В 1759 г. в Лондоне открыли Британский музей

It all began when scientist and physician-in-ordinary of the English King Hans Sloane bequeathed the state an extensive collection of natural science, ethnographic and artistic rarities, as well as a magnificent library. Authorities thought about creating a museum. They held a lottery, raised funds and bought additional exhibits: a collection of ancient manuscripts by Earl Edward Harley and a collection of rare books and coins by Sir Robert Cotton. All this had to be placed somewhere, and so they used the remaining money to buy the Montague mansion in Bloomsbury, on the outskirts of London.
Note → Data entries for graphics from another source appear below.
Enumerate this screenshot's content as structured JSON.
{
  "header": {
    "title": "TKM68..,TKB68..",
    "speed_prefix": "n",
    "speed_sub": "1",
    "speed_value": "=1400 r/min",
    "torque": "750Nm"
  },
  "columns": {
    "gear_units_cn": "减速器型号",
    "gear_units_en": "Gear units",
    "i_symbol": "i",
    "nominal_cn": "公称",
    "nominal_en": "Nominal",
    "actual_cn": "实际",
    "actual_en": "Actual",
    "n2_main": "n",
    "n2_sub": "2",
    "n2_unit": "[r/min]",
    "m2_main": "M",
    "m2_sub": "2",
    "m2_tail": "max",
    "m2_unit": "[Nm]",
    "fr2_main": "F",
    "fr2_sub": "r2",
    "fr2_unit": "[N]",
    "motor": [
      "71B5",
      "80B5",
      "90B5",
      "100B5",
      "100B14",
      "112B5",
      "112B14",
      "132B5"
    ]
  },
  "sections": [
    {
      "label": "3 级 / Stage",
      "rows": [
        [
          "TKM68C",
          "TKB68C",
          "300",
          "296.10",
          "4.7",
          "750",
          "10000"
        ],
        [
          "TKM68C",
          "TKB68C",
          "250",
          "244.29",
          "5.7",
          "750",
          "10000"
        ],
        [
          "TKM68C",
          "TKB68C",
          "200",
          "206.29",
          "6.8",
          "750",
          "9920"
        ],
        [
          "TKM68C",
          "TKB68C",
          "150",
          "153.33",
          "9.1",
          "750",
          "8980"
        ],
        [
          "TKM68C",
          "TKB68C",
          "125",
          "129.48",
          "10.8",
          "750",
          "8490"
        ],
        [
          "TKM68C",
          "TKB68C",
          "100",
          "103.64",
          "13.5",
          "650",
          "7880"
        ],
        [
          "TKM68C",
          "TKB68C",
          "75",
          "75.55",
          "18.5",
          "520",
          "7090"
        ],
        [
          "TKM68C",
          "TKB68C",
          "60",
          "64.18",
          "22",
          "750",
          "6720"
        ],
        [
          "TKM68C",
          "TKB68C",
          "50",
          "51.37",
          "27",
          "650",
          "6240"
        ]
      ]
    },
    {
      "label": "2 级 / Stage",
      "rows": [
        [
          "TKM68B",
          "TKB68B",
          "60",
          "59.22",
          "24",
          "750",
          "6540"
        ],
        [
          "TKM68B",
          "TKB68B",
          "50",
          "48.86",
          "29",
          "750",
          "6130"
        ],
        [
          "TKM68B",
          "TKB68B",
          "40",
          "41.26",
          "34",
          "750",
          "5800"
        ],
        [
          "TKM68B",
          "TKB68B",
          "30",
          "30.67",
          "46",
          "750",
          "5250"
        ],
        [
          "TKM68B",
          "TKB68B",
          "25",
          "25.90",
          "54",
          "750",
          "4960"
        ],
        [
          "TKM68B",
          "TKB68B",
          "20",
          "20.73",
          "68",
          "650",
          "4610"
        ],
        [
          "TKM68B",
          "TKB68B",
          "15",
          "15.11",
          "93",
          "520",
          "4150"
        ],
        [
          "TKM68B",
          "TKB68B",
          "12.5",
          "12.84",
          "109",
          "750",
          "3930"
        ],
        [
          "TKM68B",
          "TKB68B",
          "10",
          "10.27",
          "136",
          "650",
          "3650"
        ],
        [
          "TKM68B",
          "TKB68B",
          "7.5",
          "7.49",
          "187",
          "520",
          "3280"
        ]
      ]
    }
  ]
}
King George II donated the court library to the museum collected since the 15th century. On January 15, 1759, the British Museum opened its doors to visitors. Not too wide in the very beginning – the visitors had to sign up and wait long for their turn. The number of visitors was growing, but the collection was growing even faster: it was supplemented with monuments captured in wars and archeological finds. The Montague mansion did not have enough room for these acquisitions, it was modernized and rebuilt, the facade was decorated with a colonnade, while the courtyard was converted into a reading room. Today, Britain’s main museum is visited by approximately two and a half million people a year. They have an absolutely free access to reliefs from the Parthenon in Athens, sculptural decorations of the Wonders of the World, the Mausoleum at Halicarnassus and the Temple of Artemis at Ephesus, the famous Rosetta Stone and the monuments of ancient Assyria and Sumer. And also oriental art, engravings, manuscripts, coins, vases... Few people will have time and energy to look at the millions of exhibits of the British Museum. There are also a lot of employees at this museum, while six of them are special. Their only duty is to catch mice. The museum cats are paid a salary of 50 pounds a year and wear a special uniform – yellow collars.